盤面の熱戦、障害超えて 平塚で囲碁まつり、盲学校生徒も

 「囲碁のまち」を掲げる神奈川県平塚市で恒例の「湘南ひらつか囲碁まつり」が14日、JR平塚駅北口の紅谷パールロード商店街周辺で行われ、プロ棋士と囲碁ファンとの1000面打ちに今回初めて視覚障害者の11人が参加した。このうち7人が地元の平塚盲学校など県内外から集まった小中学生。「囲碁に健常者も障害者も関係ない」との思いを抱き、全国の盲学校などで囲碁の普及に取り組んできた2人の男性の奔走で実現した。

 まつりは同市内に囲碁道場を構え、多くのプロ棋士らを輩出した故・木谷實九段(1909~75年)にちなみ今年で23回目。視覚障害者を招待するのは初の試みで、全国の盲学校などで囲碁の普及にともに取り組んできた木谷九段の三男・正道さん(70)と、日本視覚障害者囲碁協会の代表理事・柿島光晴さん(40)=東京都町田市=の活動の一環で実現した。

 視覚障害者が使うのは「アイゴ」と呼ばれる特殊な碁盤。升目の線が盛り上がり、碁石の裏の溝にはめ込めるようになっている。黒の碁石の表面には小さな突起が付いているため、指先の触った感覚で碁盤を読むことができる。

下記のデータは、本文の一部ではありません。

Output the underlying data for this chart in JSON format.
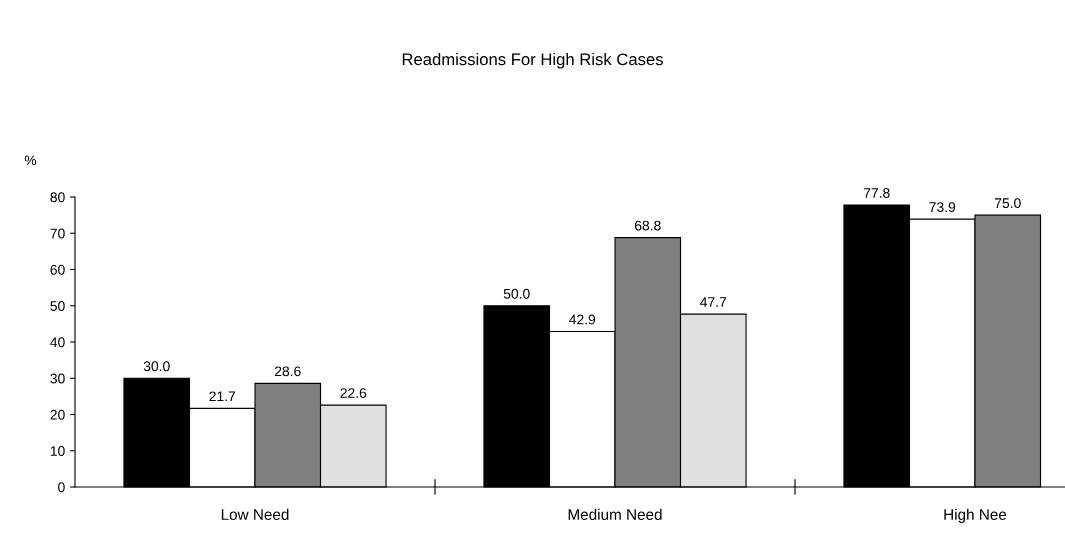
{
  "chart_data": {
    "type": "bar",
    "title": "Readmissions For High Risk Cases",
    "ylabel": "%",
    "categories": [
      "Low Need",
      "Medium Need",
      "High Nee"
    ],
    "series": [
      {
        "color": "#000000",
        "values": [
          30.0,
          50.0,
          77.8
        ],
        "value_labels": [
          "30.0",
          "50.0",
          "77.8"
        ]
      },
      {
        "color": "#ffffff",
        "values": [
          21.7,
          42.9,
          73.9
        ],
        "value_labels": [
          "21.7",
          "42.9",
          "73.9"
        ]
      },
      {
        "color": "#808080",
        "values": [
          28.6,
          68.8,
          75.0
        ],
        "value_labels": [
          "28.6",
          "68.8",
          "75.0"
        ]
      },
      {
        "color": "#e0e0e0",
        "values": [
          22.6,
          47.7,
          null
        ],
        "value_labels": [
          "22.6",
          "47.7",
          null
        ]
      }
    ],
    "ylim": [
      0,
      80
    ],
    "yticks": [
      0,
      10,
      20,
      30,
      40,
      50,
      60,
      70,
      80
    ],
    "grid": false,
    "legend": false
  }
}
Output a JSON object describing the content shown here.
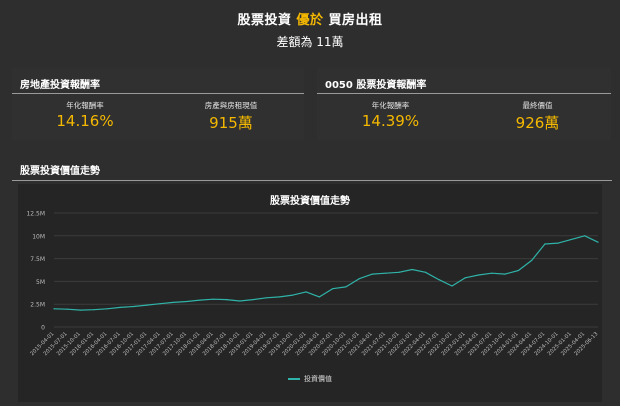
{
  "header": {
    "title_pre": "股票投資 ",
    "title_highlight": "優於",
    "title_post": " 買房出租",
    "subtitle": "差額為 11萬"
  },
  "cards": {
    "real_estate": {
      "title": "房地產投資報酬率",
      "metric1_label": "年化報酬率",
      "metric1_value": "14.16%",
      "metric2_label": "房產與房租現值",
      "metric2_value": "915萬"
    },
    "etf": {
      "title": "0050 股票投資報酬率",
      "metric1_label": "年化報酬率",
      "metric1_value": "14.39%",
      "metric2_label": "最終價值",
      "metric2_value": "926萬"
    }
  },
  "trend": {
    "section_title": "股票投資價值走勢"
  },
  "colors": {
    "accent": "#f5b800",
    "line": "#2fb3a8",
    "background": "#2e2e2e",
    "panel": "#252525"
  },
  "chart_data": {
    "type": "line",
    "title": "股票投資價值走勢",
    "xlabel": "",
    "ylabel": "",
    "ylim": [
      0,
      12500000
    ],
    "yticks": [
      0,
      2500000,
      5000000,
      7500000,
      10000000,
      12500000
    ],
    "ytick_labels": [
      "0",
      "2.5M",
      "5M",
      "7.5M",
      "10M",
      "12.5M"
    ],
    "grid": true,
    "legend_position": "bottom",
    "x_tick_labels": [
      "2015-04-01",
      "2015-07-01",
      "2015-10-01",
      "2016-01-01",
      "2016-04-01",
      "2016-07-01",
      "2016-10-01",
      "2017-01-01",
      "2017-04-01",
      "2017-07-01",
      "2017-10-01",
      "2018-01-01",
      "2018-04-01",
      "2018-07-01",
      "2018-10-01",
      "2019-01-01",
      "2019-04-01",
      "2019-07-01",
      "2019-10-01",
      "2020-01-01",
      "2020-04-01",
      "2020-07-01",
      "2020-10-01",
      "2021-01-01",
      "2021-04-01",
      "2021-07-01",
      "2021-10-01",
      "2022-01-01",
      "2022-04-01",
      "2022-07-01",
      "2022-10-01",
      "2023-01-01",
      "2023-04-01",
      "2023-07-01",
      "2023-10-01",
      "2024-01-01",
      "2024-04-01",
      "2024-07-01",
      "2024-10-01",
      "2025-01-01",
      "2025-04-01",
      "2025-06-13"
    ],
    "series": [
      {
        "name": "投資價值",
        "x": [
          "2015-04-01",
          "2015-07-01",
          "2015-10-01",
          "2016-01-01",
          "2016-04-01",
          "2016-07-01",
          "2016-10-01",
          "2017-01-01",
          "2017-04-01",
          "2017-07-01",
          "2017-10-01",
          "2018-01-01",
          "2018-04-01",
          "2018-07-01",
          "2018-10-01",
          "2019-01-01",
          "2019-04-01",
          "2019-07-01",
          "2019-10-01",
          "2020-01-01",
          "2020-04-01",
          "2020-07-01",
          "2020-10-01",
          "2021-01-01",
          "2021-04-01",
          "2021-07-01",
          "2021-10-01",
          "2022-01-01",
          "2022-04-01",
          "2022-07-01",
          "2022-10-01",
          "2023-01-01",
          "2023-04-01",
          "2023-07-01",
          "2023-10-01",
          "2024-01-01",
          "2024-04-01",
          "2024-07-01",
          "2024-10-01",
          "2025-01-01",
          "2025-04-01",
          "2025-06-13"
        ],
        "values": [
          2000000,
          1950000,
          1850000,
          1900000,
          2000000,
          2150000,
          2250000,
          2400000,
          2550000,
          2700000,
          2800000,
          2950000,
          3050000,
          3000000,
          2850000,
          3000000,
          3200000,
          3300000,
          3500000,
          3850000,
          3300000,
          4200000,
          4400000,
          5300000,
          5800000,
          5900000,
          6000000,
          6300000,
          6000000,
          5200000,
          4500000,
          5400000,
          5700000,
          5900000,
          5800000,
          6200000,
          7300000,
          9100000,
          9200000,
          9600000,
          10000000,
          9300000
        ]
      }
    ]
  }
}
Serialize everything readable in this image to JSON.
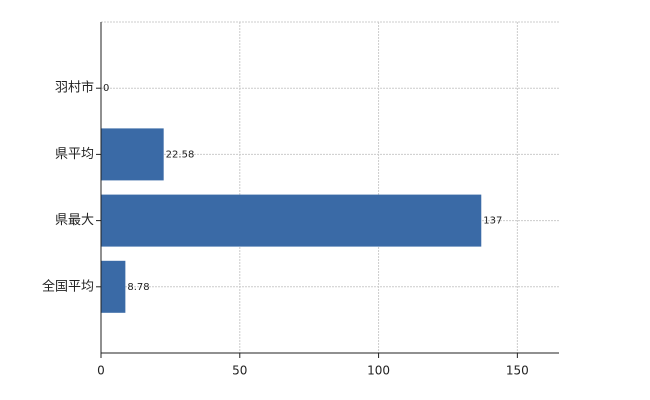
{
  "chart_data": {
    "type": "bar",
    "orientation": "horizontal",
    "categories": [
      "羽村市",
      "県平均",
      "県最大",
      "全国平均"
    ],
    "values": [
      0,
      22.58,
      137,
      8.78
    ],
    "color": "#3a6aa6",
    "xlim": [
      0,
      165
    ],
    "xticks": [
      0,
      50,
      100,
      150
    ],
    "grid": true
  }
}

 柿島さんが網膜色素変性症で視力を失い始めたのは20歳のころ。囲碁を始めたのは完全に失明した直後で、アニメ「ヒカルの碁」(2001~03年)で興味を持ち、地元の碁会所に足を運んだのがきっかけだった。

 「視覚障害者ができるゲームは少ない。囲碁はルールが簡単で万国共通。多くの人と交流できる可能性を秘めている」と囲碁の魅力を語る柿島さんは、それまで生産停止状態だった「アイゴ」の復活にも奔走。通常の十九路盤の裏に初心者用の小さい九路盤を付けるなど改良も施し、全国の盲学校約40校に寄贈した。

 12年に柿島さんと出会った正道さんも活動をサポート。平塚盲学校など全国の盲学校で囲碁の指導を行い、16年からは岩手県大船渡市で国内外の盲学校生徒らによる囲碁大会も開催している。

 囲碁まつりに参加した県立平塚盲学校中学部2年生の吉光駿さん(13)も正道さんの指導をきっかけに囲碁を始めた一人。同校唯一の囲碁部員として3年間、腕を磨き続けた。この日は伊了初段と対戦し「やっぱりプロは強かった。これからも囲碁を通していろんな人とつながりを持ちたい」と笑顔を見せた。

 正道さんは「視覚障害者も囲碁が打てることを知ってほしい。みんな囲碁が好き。障害に関係なく対等に打つことで、その喜びが街全体に広がってほしい」と期待を込める。